The predictable options are: (a) bitter cold (b) freezing
rain (c) rain and mud underfoot (d) temperatures above freezing with a chill
wind off the Hudson (e) blizzard conditions (f) some conbination of the above
or (g) a minimally comfortable afternoon that allows for forty-five minutes of
standing and slow movement, before everyone starts edging toward hypothermia.
So if you attend, you witness the men with you in the circle
starting to shiver as you progress through the ritual together. Fingers get numb as you tie threads around each other's wrists. The camphor flame in a small brass burner keeps blowing out in the wind, until you all huddle in closer to protect it, while you remember those absent and name them into the circle.

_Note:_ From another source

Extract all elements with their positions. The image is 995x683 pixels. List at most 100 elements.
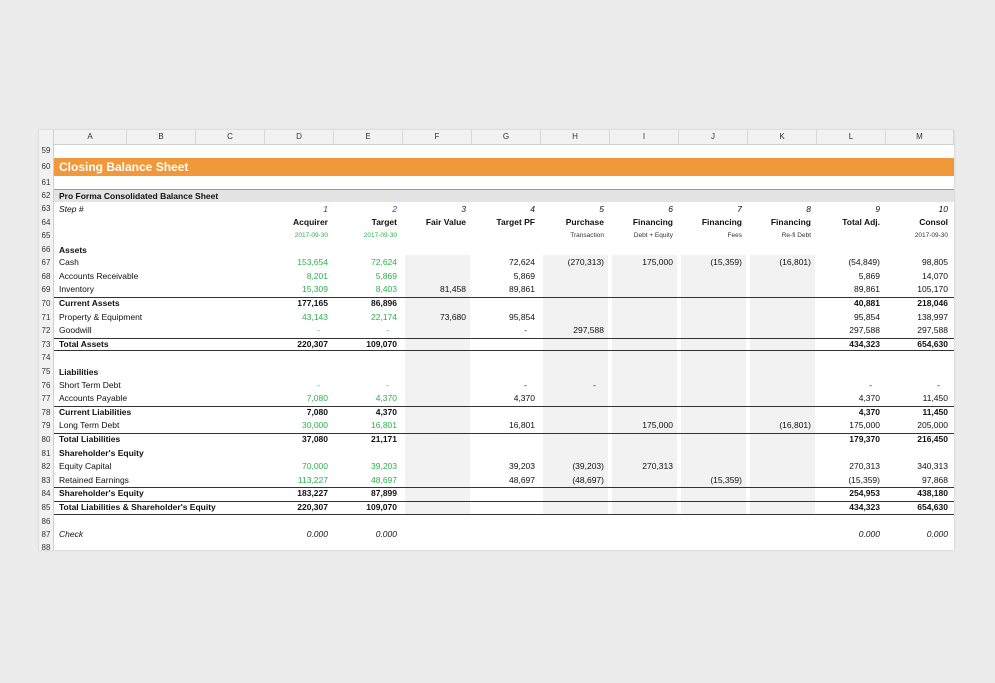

It's not exactly surprising that men who've expressed an
initial interest in joining the practice might decide to take a pass till more
temperate months.
But the weather is also a teacher. You learn that we don't
stand apart from Nature but abide within her. You learn that we're not in
control. You learn that not being in control is a gift, because you can't
experience wonder when all you're getting is the outcome you planned. You learn
to practice humility, in its original sense, of staying low to the ground,
close to the humus.
When the focus of the ritual is a meditation on sacred
sexuality, we're reminded that what we've gathered to honor is part and parcel
of a Cosmos that includes sun and moon, heat and cold, stars and sky, wind and
rain, thunder and lightning, birds overhead, squirrels scrabbling among last
year's leaves, now fallen and sere, seedpods dropping from the branches of a
sycamore, soil underfoot, and the slow, dark life of sleeping roots.